$n$ people are choosing numbers $X_1, \ldots , X_n$ randomly (uniformly) and independently, from: $\{1, 2, \ldots , \frac {n}{logn} \} $.
We'll notate $Y$ for the number of triplets $i<j<k$ such that $X_i=X_j=X_k$
We're required to find an asymptotic notation for $E[Y]$ and $Var(Y)$
Regarding the variance, I havent approached that yet.
For the expected value, I've defined a Bernoulli RV $X_i$ such that $X_i=1$ with probablity $P=\frac {logn}{n}$
Yet I'm not sure how to proceed from here, I was thinking of defining a Negative Binomial RV with $r=3$, though I dont know how to move on from that.
Any intuition/direction could help!
Hint: Let $m$ be the total number of triplets (you should be able to compute $m$, in terms of $n$).
Imagine we enumerate the $m$ triplets, in some predetermined order, from $1$ to $m$. Let $Z_t$ be the relevant indicator variable: $Z_t=1$ if the triplet verifies the condition $X_i=X_j=X_k$
Then $Y = \sum_{t=1}^m Z_t$
Then, to compute $E[Y]$ it's enough to compute $E[Z_t]$. which is easy.

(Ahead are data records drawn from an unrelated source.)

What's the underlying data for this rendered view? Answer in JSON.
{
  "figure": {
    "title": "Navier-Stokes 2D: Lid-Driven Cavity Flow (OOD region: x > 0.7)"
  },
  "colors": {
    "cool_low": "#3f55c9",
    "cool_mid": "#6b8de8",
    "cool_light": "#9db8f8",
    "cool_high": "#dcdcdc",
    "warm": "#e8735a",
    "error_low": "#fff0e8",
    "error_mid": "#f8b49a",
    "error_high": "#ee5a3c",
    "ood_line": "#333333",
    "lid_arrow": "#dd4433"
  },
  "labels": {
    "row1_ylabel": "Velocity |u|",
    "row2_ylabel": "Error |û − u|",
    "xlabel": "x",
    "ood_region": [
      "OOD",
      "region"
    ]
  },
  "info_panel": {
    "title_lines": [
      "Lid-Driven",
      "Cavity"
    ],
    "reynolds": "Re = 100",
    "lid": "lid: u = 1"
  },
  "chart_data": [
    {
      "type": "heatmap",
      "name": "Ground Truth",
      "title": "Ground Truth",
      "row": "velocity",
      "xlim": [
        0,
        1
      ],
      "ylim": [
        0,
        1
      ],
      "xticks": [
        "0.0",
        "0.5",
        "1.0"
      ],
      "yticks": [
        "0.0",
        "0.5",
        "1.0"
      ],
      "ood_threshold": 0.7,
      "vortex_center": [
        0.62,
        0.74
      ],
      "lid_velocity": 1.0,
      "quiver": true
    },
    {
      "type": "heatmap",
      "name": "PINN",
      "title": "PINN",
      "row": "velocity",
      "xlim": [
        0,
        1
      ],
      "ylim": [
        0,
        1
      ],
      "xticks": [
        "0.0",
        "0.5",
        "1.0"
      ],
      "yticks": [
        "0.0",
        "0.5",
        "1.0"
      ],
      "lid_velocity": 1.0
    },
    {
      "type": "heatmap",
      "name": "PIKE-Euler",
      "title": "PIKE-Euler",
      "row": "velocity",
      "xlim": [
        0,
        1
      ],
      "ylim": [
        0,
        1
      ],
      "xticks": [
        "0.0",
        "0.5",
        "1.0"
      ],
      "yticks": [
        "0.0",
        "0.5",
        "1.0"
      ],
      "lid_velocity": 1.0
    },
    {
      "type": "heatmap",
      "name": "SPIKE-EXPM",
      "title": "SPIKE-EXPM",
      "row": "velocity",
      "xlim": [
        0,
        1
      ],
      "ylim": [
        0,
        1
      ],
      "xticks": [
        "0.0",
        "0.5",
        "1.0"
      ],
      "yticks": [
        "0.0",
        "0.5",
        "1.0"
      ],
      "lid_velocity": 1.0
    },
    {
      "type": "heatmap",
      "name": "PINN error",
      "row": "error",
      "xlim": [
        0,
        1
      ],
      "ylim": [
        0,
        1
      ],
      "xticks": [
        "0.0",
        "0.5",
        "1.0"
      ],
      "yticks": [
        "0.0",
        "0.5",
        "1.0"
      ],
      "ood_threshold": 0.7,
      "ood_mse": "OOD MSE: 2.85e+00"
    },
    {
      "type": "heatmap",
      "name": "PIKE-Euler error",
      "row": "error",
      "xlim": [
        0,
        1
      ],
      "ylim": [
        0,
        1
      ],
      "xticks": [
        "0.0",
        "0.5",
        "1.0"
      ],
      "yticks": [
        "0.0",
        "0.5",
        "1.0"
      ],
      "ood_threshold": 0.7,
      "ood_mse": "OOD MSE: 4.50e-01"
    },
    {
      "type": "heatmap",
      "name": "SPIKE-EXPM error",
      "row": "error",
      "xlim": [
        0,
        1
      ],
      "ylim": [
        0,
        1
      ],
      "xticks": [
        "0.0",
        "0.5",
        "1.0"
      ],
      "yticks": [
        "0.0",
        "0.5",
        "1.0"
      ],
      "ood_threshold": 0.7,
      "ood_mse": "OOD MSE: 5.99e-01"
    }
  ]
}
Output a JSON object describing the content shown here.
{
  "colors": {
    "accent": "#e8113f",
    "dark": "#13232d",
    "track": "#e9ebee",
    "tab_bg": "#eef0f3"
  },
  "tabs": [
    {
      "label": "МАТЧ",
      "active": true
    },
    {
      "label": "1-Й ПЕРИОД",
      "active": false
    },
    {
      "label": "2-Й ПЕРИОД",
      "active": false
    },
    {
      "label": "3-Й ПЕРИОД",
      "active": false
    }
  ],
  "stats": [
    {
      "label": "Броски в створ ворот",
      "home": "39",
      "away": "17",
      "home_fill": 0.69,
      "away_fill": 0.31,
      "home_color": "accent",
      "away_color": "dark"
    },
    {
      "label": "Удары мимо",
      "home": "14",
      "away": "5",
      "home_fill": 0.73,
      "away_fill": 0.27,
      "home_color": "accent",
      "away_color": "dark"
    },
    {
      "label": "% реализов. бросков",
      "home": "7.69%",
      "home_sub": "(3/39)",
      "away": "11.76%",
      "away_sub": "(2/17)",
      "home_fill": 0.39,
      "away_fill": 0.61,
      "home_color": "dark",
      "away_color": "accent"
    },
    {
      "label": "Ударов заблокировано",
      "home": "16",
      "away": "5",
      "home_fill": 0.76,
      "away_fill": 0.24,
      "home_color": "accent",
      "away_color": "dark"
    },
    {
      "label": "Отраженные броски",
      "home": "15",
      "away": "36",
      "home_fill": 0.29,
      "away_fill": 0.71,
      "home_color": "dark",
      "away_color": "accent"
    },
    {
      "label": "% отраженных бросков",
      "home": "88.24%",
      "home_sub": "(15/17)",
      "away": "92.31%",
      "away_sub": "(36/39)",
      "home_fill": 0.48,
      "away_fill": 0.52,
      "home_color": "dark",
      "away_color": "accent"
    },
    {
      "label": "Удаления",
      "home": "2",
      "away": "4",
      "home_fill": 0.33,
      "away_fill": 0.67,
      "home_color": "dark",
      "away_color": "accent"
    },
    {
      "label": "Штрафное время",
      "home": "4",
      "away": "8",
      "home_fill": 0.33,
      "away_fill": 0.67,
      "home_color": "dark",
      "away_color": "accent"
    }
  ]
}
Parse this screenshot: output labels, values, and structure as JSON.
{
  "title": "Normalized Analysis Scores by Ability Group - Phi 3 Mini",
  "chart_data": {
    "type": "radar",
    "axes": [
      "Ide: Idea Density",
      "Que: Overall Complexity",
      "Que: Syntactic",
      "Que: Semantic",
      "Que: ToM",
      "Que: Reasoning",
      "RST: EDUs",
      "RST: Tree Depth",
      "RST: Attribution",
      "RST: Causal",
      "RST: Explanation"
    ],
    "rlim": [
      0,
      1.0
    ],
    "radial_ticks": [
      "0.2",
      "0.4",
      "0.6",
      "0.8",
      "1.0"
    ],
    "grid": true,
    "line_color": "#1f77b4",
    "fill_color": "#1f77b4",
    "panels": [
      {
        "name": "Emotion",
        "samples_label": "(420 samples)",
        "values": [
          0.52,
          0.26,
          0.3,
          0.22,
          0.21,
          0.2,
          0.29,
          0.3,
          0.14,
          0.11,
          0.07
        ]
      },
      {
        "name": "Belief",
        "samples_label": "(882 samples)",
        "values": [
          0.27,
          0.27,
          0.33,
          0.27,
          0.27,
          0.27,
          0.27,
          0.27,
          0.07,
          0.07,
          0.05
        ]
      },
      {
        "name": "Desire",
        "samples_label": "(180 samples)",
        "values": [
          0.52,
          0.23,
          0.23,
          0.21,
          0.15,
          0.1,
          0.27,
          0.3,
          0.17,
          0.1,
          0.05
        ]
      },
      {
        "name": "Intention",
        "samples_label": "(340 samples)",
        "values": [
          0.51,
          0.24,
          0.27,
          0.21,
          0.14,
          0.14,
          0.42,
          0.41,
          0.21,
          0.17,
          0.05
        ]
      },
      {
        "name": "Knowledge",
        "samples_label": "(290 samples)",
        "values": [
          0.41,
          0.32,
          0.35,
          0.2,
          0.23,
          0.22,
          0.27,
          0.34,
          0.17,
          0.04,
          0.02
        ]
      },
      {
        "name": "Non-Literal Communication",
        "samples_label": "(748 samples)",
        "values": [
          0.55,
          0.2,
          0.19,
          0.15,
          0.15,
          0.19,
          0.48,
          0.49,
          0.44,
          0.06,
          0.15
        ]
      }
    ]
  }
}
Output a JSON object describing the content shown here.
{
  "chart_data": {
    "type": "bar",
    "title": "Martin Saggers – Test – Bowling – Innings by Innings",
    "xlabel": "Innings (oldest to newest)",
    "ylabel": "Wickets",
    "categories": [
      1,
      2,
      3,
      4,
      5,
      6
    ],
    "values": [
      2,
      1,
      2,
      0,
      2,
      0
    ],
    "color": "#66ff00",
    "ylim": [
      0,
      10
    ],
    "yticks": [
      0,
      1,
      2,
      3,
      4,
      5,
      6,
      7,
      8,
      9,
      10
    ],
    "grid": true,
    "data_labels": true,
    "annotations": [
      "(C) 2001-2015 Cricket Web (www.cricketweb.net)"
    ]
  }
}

The variance, is a little more complex.
Update: the number for triplets is $m=\binom{n}{3}$ (combinations) . Because the condition $i<j<k$ implies that the elements must be distinct and that, all all possible permutations we restrict to one (equivalently: we dont' take into account the order of the three items).
Now $E[Z_t]=P(X_i=X_j=X_k) = r \frac{1}{r^3}=1/r^2$ where $r=n/\log n$
Hence $$E[Y]= \frac{m}{r^2} = \binom{n}{3}\frac{\log ^2 n}{n^2}=\frac{n (n-1)(n-2)}{6}\frac{\log ^2 n}{n^2} \to \frac{n \log^2 n}{6}$$
Update 2: As for the variance. We want to compute $E[Y^2]$. But
$$E[Y^2]= \sum_{i=1}^m \sum_{j=1}^m E[Z_i Z_j]$$
where $E[Z_i Z_j]=P(Z_i=1,Z_j=1)$ Now, group those $m^2$ terms, according to how many elements the joined triplets comprise (from three to six). Compute $P(Z_i=1,Z_j=1)$ for each group and sum.